Today and tomorrow President Bush huddles with top advisers and military commanders at Camp David to review U.S. strategy for Iraq. And, for the first time, the "summit" will include a fully functional Iraqi government, at least in form. Iraqi leader Nuri al Maliki and his advisers will participate in a video conference.
As much as the meetings are meant to take a fresh look at the situation – and with the killing of Abu Musab al Zarqawi, there’s a good reason to have a brighter outlook – most of the fundamental issues will remain the same. First of all, the central issue has been and will continue to be that of the U.S. military presence in Iraq, and in particular the question of force size. Gen. George Casey, commander of the "Army of the Euphrates," appeared on the Sunday talk shows yesterday, but his sphinx-like statements didn’t clarify anything. He was quoted as saying that there might be reductions in troop levels later this year or early in 2007, but that if he thought he needed more, he’d ask for more. And of course, the real factor in any decision would be the capabilities of the new Iraqi security forces.
But though force levels are the main focus of public discussion, the real "number" issue is the number of years that U.S. commanders ? and politicians ? use for as their planning horizon in Iraq. The goal of American strategy, let’s remember, is not simply to defeat the insurgency, but to establish a legitimate, representative and stable government in Baghdad. That’s a much larger task, and one that requires lots of time as well as lots of troops. It’s also one that inherently links the situation in Iraq to a larger regional strategy, but one that has yet to be articulated. The administration ought to be talking about "post-insurgency Iraq" as well; that moment may still seem far away, but it’s not to early to be thinking about it. We don’t want to commit the original error made while planning the invasion.

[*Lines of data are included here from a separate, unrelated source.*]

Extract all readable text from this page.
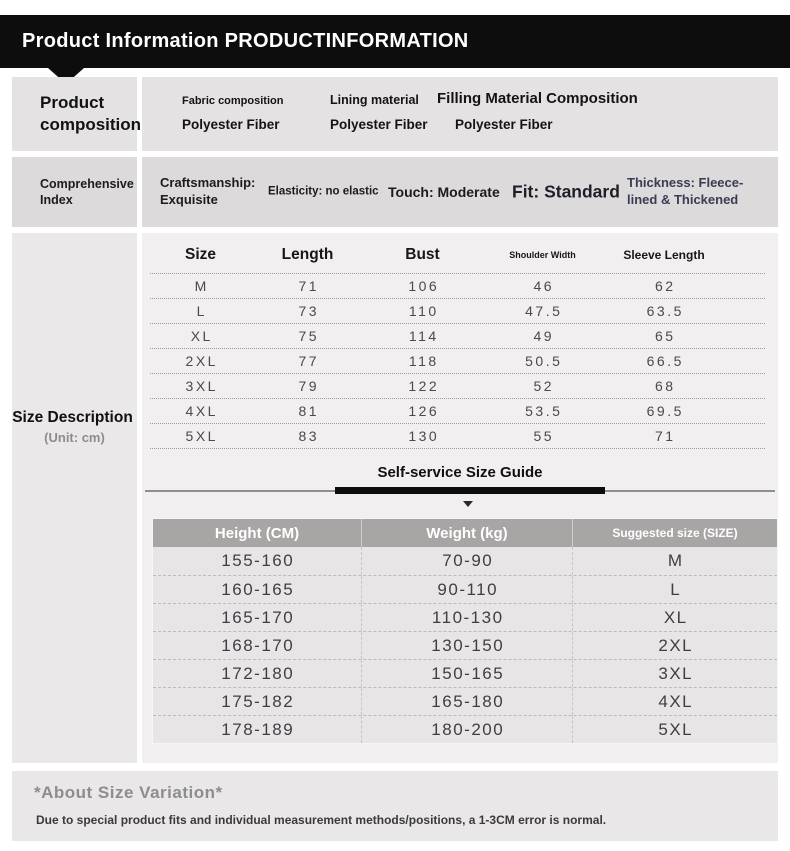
Product Information PRODUCTINFORMATION
Product composition
Fabric composition
Polyester Fiber
Lining material
Polyester Fiber
Filling Material Composition
Polyester Fiber
Comprehensive Index
Craftsmanship: Exquisite
Elasticity: no elastic Touch: Moderate Fit: Standard Thickness: Fleece-lined & Thickened
Size Description
(Unit: cm)
Size	Length	Bust	Shoulder Width	Sleeve Length
M	71	106	46	62
L	73	110	47.5	63.5
XL	75	114	49	65
2XL	77	118	50.5	66.5
3XL	79	122	52	68
4XL	81	126	53.5	69.5
5XL	83	130	55	71
Self-service Size Guide
Height (CM)	Weight (kg)	Suggested size (SIZE)
155-160	70-90	M
160-165	90-110	L
165-170	110-130	XL
168-170	130-150	2XL
172-180	150-165	3XL
175-182	165-180	4XL
178-189	180-200	5XL
*About Size Variation*
Due to special product fits and individual measurement methods/positions, a 1-3CM error is normal.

Indeed, the best outcome of the Camp David Iraq summit would be for President Bush to begin a new phase of strategy that not only looks farther forward in Iraq but begins the American public into this discussion. The upcoming U.S. elections – not so much 2006 but very much the 2008 presidential contest – are really the most immediately decisive events for the future of Iraq. Today, most debate remains about the mistakes made in the past. Beyond the phony argument about an American withdrawal, there hasn’t been any serious discussion about how to sustain the U.S. commitment. Given that this is the issue by which George Bush will be judged by history, is behooves him to begin to shape the debate, now.